|Rugby World Cup final: England v South Africa|
|Venue: Yokohama International Stadium Date: Saturday, 2 November Kick-off: 09:00 GMT|
|Coverage: Live radio commentary on BBC Radio 5 Live and live text commentary on the BBC Sport website and app.|
“I’m doing it to prove my mates wrong.” “It’s a belated birthday present to myself.” “We got all excited”.
Demand for flights to Tokyo has shot up since England’s Rugby World Cup semi-final victory against New Zealand – a victory that means Saturday could see England become world champions for the first time since 2003.
For rugby fans, it is an event not to be missed.
A golden ticket to the final in Yokohama, about 20 miles south of Tokyo, does not come cheap. All seats sold out months ago and the cheapest to be found via an online ticketing agency on Monday afternoon cost £1,386. Some cost almost 10 times that.
Getting to Japan might not be easy either – flight comparison website Skyscanner said searches for trips from the UK to Tokyo have increased by 3,534% since England’s semi-final success. British Airways are considering putting on extra flights for England supporters.
Who, then, are the fans dropping everything in the hope of getting to watch an England victory against South Africa? BBC Sport has spoken to three of them.
Two days of travelling for 25 hours in Japan
Rob McEwen and his friends watched the semi-final with their sons at a pub in Surbiton, Surrey and, when the idea of a trip to Japan for the final was floated, the 41-year-old took it as a joke.
But it soon became clear his friends were serious and McEwen ran up the road to discuss it with his wife.
“Next thing I knew my friend Paul had sent a message that we were booked,” McEwen said.
“It came to about £2,500 each with flights, tickets to the final and a hotel.

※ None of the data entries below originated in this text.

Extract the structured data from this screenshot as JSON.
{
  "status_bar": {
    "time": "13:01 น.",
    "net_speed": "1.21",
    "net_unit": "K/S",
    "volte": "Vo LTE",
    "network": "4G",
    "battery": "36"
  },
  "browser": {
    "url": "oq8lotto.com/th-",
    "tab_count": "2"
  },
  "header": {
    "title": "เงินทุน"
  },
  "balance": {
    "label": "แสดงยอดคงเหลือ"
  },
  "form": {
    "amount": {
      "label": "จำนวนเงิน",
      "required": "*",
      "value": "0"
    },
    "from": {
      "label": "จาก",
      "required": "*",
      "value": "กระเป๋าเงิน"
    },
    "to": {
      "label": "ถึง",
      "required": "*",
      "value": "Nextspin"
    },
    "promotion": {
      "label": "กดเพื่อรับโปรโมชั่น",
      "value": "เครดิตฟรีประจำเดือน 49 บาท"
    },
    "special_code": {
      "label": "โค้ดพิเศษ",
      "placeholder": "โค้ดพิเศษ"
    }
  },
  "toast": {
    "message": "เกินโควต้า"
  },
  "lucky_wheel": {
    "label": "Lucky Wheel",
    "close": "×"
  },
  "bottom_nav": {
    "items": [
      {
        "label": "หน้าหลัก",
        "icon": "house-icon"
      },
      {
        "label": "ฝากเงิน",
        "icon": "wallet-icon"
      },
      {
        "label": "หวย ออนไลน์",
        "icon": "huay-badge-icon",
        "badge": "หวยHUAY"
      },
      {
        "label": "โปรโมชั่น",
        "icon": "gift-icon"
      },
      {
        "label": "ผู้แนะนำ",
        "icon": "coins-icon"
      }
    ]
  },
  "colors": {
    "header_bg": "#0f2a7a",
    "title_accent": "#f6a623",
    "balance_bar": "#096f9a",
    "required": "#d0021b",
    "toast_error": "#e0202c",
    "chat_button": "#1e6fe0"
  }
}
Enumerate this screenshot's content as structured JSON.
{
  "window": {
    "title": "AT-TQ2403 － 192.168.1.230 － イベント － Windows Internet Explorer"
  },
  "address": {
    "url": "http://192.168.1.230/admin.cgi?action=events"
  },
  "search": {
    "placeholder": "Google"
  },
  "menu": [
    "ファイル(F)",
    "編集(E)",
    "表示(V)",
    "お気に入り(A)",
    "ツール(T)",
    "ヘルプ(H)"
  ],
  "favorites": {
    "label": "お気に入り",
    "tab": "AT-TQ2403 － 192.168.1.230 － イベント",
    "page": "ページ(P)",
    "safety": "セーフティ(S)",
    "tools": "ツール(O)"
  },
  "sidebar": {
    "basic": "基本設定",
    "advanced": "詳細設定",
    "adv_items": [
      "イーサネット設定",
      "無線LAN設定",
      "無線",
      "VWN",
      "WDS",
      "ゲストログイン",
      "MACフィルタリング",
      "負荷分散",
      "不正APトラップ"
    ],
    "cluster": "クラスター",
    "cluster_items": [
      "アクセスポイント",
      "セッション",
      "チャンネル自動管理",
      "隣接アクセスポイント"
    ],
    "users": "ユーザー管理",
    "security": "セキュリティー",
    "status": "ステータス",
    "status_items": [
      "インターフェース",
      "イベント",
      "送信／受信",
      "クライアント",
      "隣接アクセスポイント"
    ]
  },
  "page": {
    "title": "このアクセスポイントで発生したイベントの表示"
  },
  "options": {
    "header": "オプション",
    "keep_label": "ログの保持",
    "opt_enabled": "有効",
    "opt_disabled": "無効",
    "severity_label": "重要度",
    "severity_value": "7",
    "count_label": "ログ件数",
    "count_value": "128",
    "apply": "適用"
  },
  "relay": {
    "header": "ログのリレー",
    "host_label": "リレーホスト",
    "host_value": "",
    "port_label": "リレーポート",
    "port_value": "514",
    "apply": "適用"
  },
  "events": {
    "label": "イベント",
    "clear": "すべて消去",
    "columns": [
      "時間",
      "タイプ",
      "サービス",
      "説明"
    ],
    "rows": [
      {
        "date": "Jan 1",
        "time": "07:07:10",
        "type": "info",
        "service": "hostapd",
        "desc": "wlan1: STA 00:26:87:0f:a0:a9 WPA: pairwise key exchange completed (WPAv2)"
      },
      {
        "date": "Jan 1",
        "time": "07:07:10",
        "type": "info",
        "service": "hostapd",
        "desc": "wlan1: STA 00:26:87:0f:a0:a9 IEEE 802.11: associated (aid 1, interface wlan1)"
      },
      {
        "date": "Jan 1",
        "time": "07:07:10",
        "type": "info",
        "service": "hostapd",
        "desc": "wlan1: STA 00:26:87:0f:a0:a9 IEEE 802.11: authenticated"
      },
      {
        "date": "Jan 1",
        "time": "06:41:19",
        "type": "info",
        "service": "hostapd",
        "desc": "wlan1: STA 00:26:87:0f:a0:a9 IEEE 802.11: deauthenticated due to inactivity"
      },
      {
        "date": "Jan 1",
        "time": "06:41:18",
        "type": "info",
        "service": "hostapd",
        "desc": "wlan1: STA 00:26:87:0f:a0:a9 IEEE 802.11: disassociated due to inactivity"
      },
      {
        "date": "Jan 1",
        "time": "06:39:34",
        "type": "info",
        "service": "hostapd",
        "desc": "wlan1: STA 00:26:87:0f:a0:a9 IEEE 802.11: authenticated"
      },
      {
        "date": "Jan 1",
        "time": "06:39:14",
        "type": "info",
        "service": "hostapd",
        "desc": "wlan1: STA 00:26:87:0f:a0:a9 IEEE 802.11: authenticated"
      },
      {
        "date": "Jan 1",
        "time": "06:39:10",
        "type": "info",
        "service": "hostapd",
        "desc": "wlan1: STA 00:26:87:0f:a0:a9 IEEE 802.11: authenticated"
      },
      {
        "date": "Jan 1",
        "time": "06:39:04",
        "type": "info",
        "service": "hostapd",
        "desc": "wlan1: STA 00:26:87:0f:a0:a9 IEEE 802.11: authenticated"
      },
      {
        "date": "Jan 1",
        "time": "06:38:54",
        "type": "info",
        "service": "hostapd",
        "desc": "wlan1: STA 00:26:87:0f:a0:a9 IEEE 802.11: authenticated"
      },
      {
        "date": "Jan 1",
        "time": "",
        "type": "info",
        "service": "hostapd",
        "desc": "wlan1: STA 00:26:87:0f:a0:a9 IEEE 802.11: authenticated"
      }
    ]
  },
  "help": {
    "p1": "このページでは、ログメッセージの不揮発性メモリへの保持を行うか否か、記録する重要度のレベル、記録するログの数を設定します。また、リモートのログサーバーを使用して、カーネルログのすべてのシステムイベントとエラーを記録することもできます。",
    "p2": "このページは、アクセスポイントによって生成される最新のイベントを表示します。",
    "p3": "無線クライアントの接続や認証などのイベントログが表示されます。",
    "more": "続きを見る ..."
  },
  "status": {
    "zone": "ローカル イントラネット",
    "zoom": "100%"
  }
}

“It was all done and it wasn’t even two hours since the final whistle in the New Zealand game.
“We got all excited and couldn’t believe England had played so well.”
To avoid having to take too much time off work, McEwen and his friends are spending more of their time travelling than actually in Japan.

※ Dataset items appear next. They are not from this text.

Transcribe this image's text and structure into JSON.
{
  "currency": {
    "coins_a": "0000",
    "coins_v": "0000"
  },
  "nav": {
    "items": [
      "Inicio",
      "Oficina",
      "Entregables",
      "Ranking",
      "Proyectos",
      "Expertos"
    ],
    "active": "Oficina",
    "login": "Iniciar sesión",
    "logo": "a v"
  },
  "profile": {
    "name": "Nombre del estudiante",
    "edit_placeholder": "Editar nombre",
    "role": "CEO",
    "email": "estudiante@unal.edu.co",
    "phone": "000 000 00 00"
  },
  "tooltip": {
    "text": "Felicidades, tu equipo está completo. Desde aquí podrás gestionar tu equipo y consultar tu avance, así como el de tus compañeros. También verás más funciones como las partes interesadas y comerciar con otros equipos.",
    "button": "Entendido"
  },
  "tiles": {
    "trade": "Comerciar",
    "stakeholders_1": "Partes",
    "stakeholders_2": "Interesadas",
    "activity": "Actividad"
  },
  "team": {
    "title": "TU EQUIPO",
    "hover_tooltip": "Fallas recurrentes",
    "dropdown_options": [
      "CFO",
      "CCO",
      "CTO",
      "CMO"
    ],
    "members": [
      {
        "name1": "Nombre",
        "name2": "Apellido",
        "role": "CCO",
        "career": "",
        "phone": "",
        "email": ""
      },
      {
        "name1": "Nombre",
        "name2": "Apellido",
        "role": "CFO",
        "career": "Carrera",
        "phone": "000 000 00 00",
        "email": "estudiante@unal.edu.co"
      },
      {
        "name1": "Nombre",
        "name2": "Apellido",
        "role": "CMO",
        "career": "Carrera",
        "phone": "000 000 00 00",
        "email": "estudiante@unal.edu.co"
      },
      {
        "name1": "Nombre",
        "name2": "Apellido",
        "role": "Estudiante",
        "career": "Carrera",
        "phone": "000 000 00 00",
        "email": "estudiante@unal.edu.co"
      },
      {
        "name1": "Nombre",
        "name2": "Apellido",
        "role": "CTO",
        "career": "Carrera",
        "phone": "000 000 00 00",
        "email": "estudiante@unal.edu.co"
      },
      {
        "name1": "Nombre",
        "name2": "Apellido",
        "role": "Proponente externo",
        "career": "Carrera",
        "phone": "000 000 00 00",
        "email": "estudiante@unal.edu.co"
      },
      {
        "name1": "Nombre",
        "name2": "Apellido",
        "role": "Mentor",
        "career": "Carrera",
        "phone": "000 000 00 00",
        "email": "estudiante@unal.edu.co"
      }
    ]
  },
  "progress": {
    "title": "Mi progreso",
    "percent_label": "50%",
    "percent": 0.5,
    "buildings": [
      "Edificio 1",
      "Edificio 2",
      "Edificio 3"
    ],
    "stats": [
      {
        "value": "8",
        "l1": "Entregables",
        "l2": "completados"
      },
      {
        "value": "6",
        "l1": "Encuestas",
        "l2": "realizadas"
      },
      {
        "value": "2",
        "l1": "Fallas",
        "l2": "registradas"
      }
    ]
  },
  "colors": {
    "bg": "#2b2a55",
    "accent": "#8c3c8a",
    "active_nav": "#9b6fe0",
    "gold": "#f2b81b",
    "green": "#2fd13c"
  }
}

They arrive in Tokyo from London five hours before kick-off on Saturday after a 16-hour journey via Shanghai and set off back the other way at 13:50 local time on Sunday.
“We were excited when we booked it, but a few hours later we were a little stressed,” McEwen admitted.
“But it will all be good.”
Paying a Twitter user £1,000 for tickets
Rob Lewis’ World Cup final fate lay in the hands of a stranger. After deciding to travel to Japan to ‘prove his mates wrong after their taunts that he wouldn’t do it’, the 36-year-old took to Twitter in search of tickets.
“I got an offer from someone who I believed is a legit seller and handed over £1,000 for two tickets,” said Lewis, who is from Sunbury on Thames.
He had already spent £650 on flights to Tokyo via Paris, but had to wait until the day of his flight to find out whether he could get tickets.
“The courier had to deliver them before 10am and there were no guarantees until they were in my hand,” Lewis added.
“My faith in humanity was on the line.”
Unfortunately for Rob, it did not quite go to plan.
Steve Buckingham’s usual “rugby buddy” is his daughter Matilda but, she did not have any holiday entitlement remaining from work and so he will be heading to Japan alone.
Buckingham turned 53 earlier this month. After England’s performance on in the semi-final, he decided a trip to the final would be the perfect belated birthday present for himself.
He spent the whole of Saturday trying to source a ticket, finally found one on Sunday and then turned his attention to flights.
Buckingham sets off on Wednesday night and will arrive in Tokyo 24 hours later via a stop in Singapore.
The day after the final, he has to travel 313 miles south to Osaka for his flight back to London, but he is certain the journey will be worth it.
“Having been to the 2015 World Cup matches and suffered the disappointment of England not getting out of the group stages, this was just a had-to-attend event,” said Buckingham, who lives in Essex.
“The only shame is my daughter won’t be with me.”